Bütün bu düşüncelerin sonucunda Ahundov, heroglifî ve sillabi yazıya oranla alfabeti yazının bütün üstünlüklerini açıklamış, alfabeyi değiştirmek için özgün düşünceler ileri sürmüş ve bu konuda şunları söylemiştir:

“İlim ve maarif halkın bütün tabakaları arasında yukarıdan aşağıya kadar, fakirden zengine kadar istisnasız herkese şamil olmalıdır. Çoban, ekinci, tacirin de okumaya imkânı olmalıdır. Lakin halkın tam saadeti başka şartlara ve vaziyete bağlıdır ki onların hepsinin de esası ilimlerin yayılmasıdır. Bu ise alfabenin değişmesine bağlıdır. Alfabeyi değiştirmek çok sade bir iştir. İlk olarak, her bir harfin vahit şeklinden başka muhtelif şekiller olmamalıdır. İkincisi, noktalar sessiz harflerden tamamen atılmalıdır. Üçüncüsü, sesliler, kelimelerin terkibinde sessizlerin yanına yazılmalıdır. Dördüncüsü, kelimelerin terkibindeki biri diğerine bitişik yazılan harflerin yerine ayrı ayrı yazılan harfler kullanılmalıdır. Bunun neticesinde de her çocuk bir ayın içinde alfabeyi öğrenecek ve bütün kitapları okuyacaktır (Abdullayev, 1966:56’dan, Mirza Fetheli Ahundov arşivi, dosya:10, sayfa 58-61).”

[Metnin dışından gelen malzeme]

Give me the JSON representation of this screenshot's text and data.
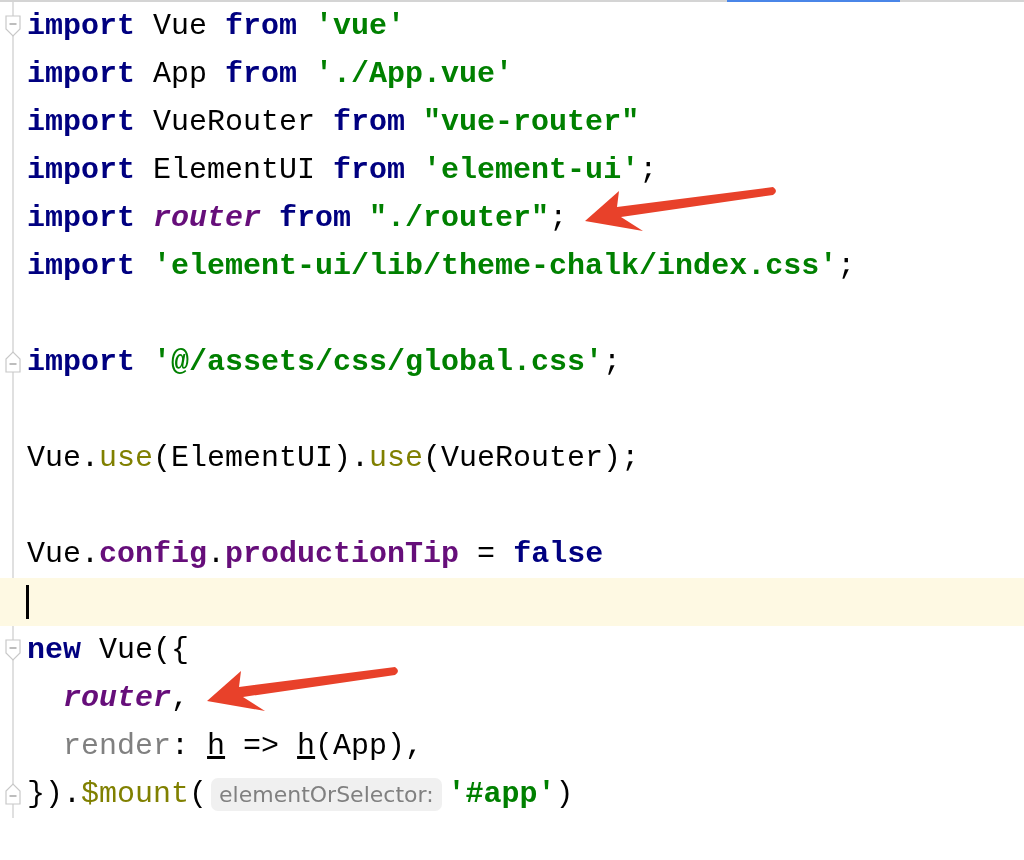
{
  "editor": {
    "lines": [
      {
        "kind": "code",
        "fold_start": true,
        "tokens": [
          {
            "kind": "keyword",
            "text": "import"
          },
          {
            "kind": "plain",
            "text": " Vue "
          },
          {
            "kind": "keyword",
            "text": "from"
          },
          {
            "kind": "string",
            "text": " 'vue'"
          }
        ]
      },
      {
        "kind": "code",
        "tokens": [
          {
            "kind": "keyword",
            "text": "import"
          },
          {
            "kind": "plain",
            "text": " App "
          },
          {
            "kind": "keyword",
            "text": "from"
          },
          {
            "kind": "string",
            "text": " './App.vue'"
          }
        ]
      },
      {
        "kind": "code",
        "tokens": [
          {
            "kind": "keyword",
            "text": "import"
          },
          {
            "kind": "plain",
            "text": " VueRouter "
          },
          {
            "kind": "keyword",
            "text": "from"
          },
          {
            "kind": "string",
            "text": " \"vue-router\""
          }
        ]
      },
      {
        "kind": "code",
        "tokens": [
          {
            "kind": "keyword",
            "text": "import"
          },
          {
            "kind": "plain",
            "text": " ElementUI "
          },
          {
            "kind": "keyword",
            "text": "from"
          },
          {
            "kind": "string",
            "text": " 'element-ui'"
          },
          {
            "kind": "plain",
            "text": ";"
          }
        ]
      },
      {
        "kind": "code",
        "arrow": true,
        "tokens": [
          {
            "kind": "keyword",
            "text": "import"
          },
          {
            "kind": "ident",
            "text": " router "
          },
          {
            "kind": "keyword",
            "text": "from"
          },
          {
            "kind": "string",
            "text": " \"./router\""
          },
          {
            "kind": "plain",
            "text": ";"
          }
        ]
      },
      {
        "kind": "code",
        "tokens": [
          {
            "kind": "keyword",
            "text": "import"
          },
          {
            "kind": "string",
            "text": " 'element-ui/lib/theme-chalk/index.css'"
          },
          {
            "kind": "plain",
            "text": ";"
          }
        ]
      },
      {
        "kind": "blank"
      },
      {
        "kind": "code",
        "fold_end": true,
        "tokens": [
          {
            "kind": "keyword",
            "text": "import"
          },
          {
            "kind": "string",
            "text": " '@/assets/css/global.css'"
          },
          {
            "kind": "plain",
            "text": ";"
          }
        ]
      },
      {
        "kind": "blank"
      },
      {
        "kind": "code",
        "tokens": [
          {
            "kind": "plain",
            "text": "Vue."
          },
          {
            "kind": "method",
            "text": "use"
          },
          {
            "kind": "plain",
            "text": "(ElementUI)."
          },
          {
            "kind": "method",
            "text": "use"
          },
          {
            "kind": "plain",
            "text": "(VueRouter);"
          }
        ]
      },
      {
        "kind": "blank"
      },
      {
        "kind": "code",
        "tokens": [
          {
            "kind": "plain",
            "text": "Vue."
          },
          {
            "kind": "property",
            "text": "config"
          },
          {
            "kind": "plain",
            "text": "."
          },
          {
            "kind": "property",
            "text": "productionTip"
          },
          {
            "kind": "plain",
            "text": " = "
          },
          {
            "kind": "keyword",
            "text": "false"
          }
        ]
      },
      {
        "kind": "blank",
        "current": true
      },
      {
        "kind": "code",
        "fold_start": true,
        "tokens": [
          {
            "kind": "keyword",
            "text": "new"
          },
          {
            "kind": "plain",
            "text": " Vue({"
          }
        ],
        "children": [
          {
            "kind": "code",
            "arrow": true,
            "tokens": [
              {
                "kind": "ident",
                "text": "router"
              },
              {
                "kind": "plain",
                "text": ","
              }
            ]
          },
          {
            "kind": "code",
            "tokens": [
              {
                "kind": "param",
                "text": "render"
              },
              {
                "kind": "plain",
                "text": ": "
              },
              {
                "kind": "underlined",
                "text": "h"
              },
              {
                "kind": "plain",
                "text": " => "
              },
              {
                "kind": "underlined",
                "text": "h"
              },
              {
                "kind": "plain",
                "text": "(App),"
              }
            ]
          }
        ]
      },
      {
        "kind": "code",
        "fold_end": true,
        "tokens": [
          {
            "kind": "plain",
            "text": "})."
          },
          {
            "kind": "method",
            "text": "$mount"
          },
          {
            "kind": "plain",
            "text": "("
          },
          {
            "kind": "hint",
            "text": "elementOrSelector:"
          },
          {
            "kind": "string",
            "text": "'#app'"
          },
          {
            "kind": "plain",
            "text": ")"
          }
        ]
      }
    ]
  }
}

Ahundov, o dönemde İstanbul’da yaşayan yakın arkadaşı Mirza Melküm Han’a (Ahundov, çoğu zaman Melküm Han’a “Ruhülgüds” diye müracaat etmiştir.) yazdığı mektupların birinde şöyle demiştir:

“Bizim teklif ve vazifemiz iki şeyden ibarettir: Ya yeni alfabenin hayalinden tamamen el çekip, naümit olmak ya da başka tedbirlerle onun hayata geçirilmesi hususunda ve

mâniaları aradan kaldırmak konusunda çalışmak. Yeni alfabenin hayalinden el çekmek benim gücüm haricindedir. Ben bu fikre öyle bağlanmışım ki bundan kurtulmam çok zordur (Abdullayev, 1966:55).”

Ahundov, bütün halkın okuma yazmayı öğrenmesi için çabalamıştır. O, bir çobanın bile bilgilenmesini istemiştir. Bütün bunların gerçekleşebilmesi için de alfabenin değişmesi gerektiğini ısrarla savunmuştur. Bu konuda o, hiçbir maddi harcamalardan da kaçınmadığını arkadaşı Melküm Han’a yazdığı mektubunda şöyle belirtmiştir:

“Cenap Ruhülgüds!

Ne kadar ki, ben sağım, alfabe fikrinden ve onu hayata geçirmek arzusundan ayrılamayacağım. Siz bu yolda çok zahmetler çekip ve paralar harcadığınız gibi ben de 10 yıldan fazladır ki bu yolda ağır zahmetlere ve büyük harcamalara katlanmışım. İşin başlangıcında talebeleri heveslendirmek için defterime not ettiğime göre her birine bir eşrefi enam adı ile vermekle 80 altın eşrefi bağışlamışım ki, yeni alfabeyi öğrensinler.

Bu kadar para da mutlu Mirzalere vermişim ki, yeni alfabenin birçok nüshasını çıkarsınlar. İstanbul’a gidip gelmek için 500 manat harcamışım. Hatta bugün bile bu mesele ile alakadar olan yazılara, posta ve kâtiplere elmüzdine (bahşiş) giden harcamalardan bir gün de olsun asude ve rahat değilim. Bundan sonra da bu yolda ne kadar zahmet ve mehariç lazım olursa samimi kalpten kabul edeceğim ki, öz hemvatanlarımı karanlıktan ışığa çıkarayım ve bunun manevi lezzetini tadayım (Abdullayev, 1966:57).”

Mirza Fetheli Ahundov, dil meselelerini çözmek için İstanbul’a, Tahran’a giderek yardım istemiş lakin onun düşüncelerine ve yeni alfabe tasarısına yardım edilmemiştir.

Yeni alfabe için yapığı bütün bu çalışmalara, gösterdiği bütün mücadelelere rağmen Mirza Fetheli Ahundov, 1878 yılında alfabe değiştirme isteğini gerçekleştiremeden vefat etmiştir.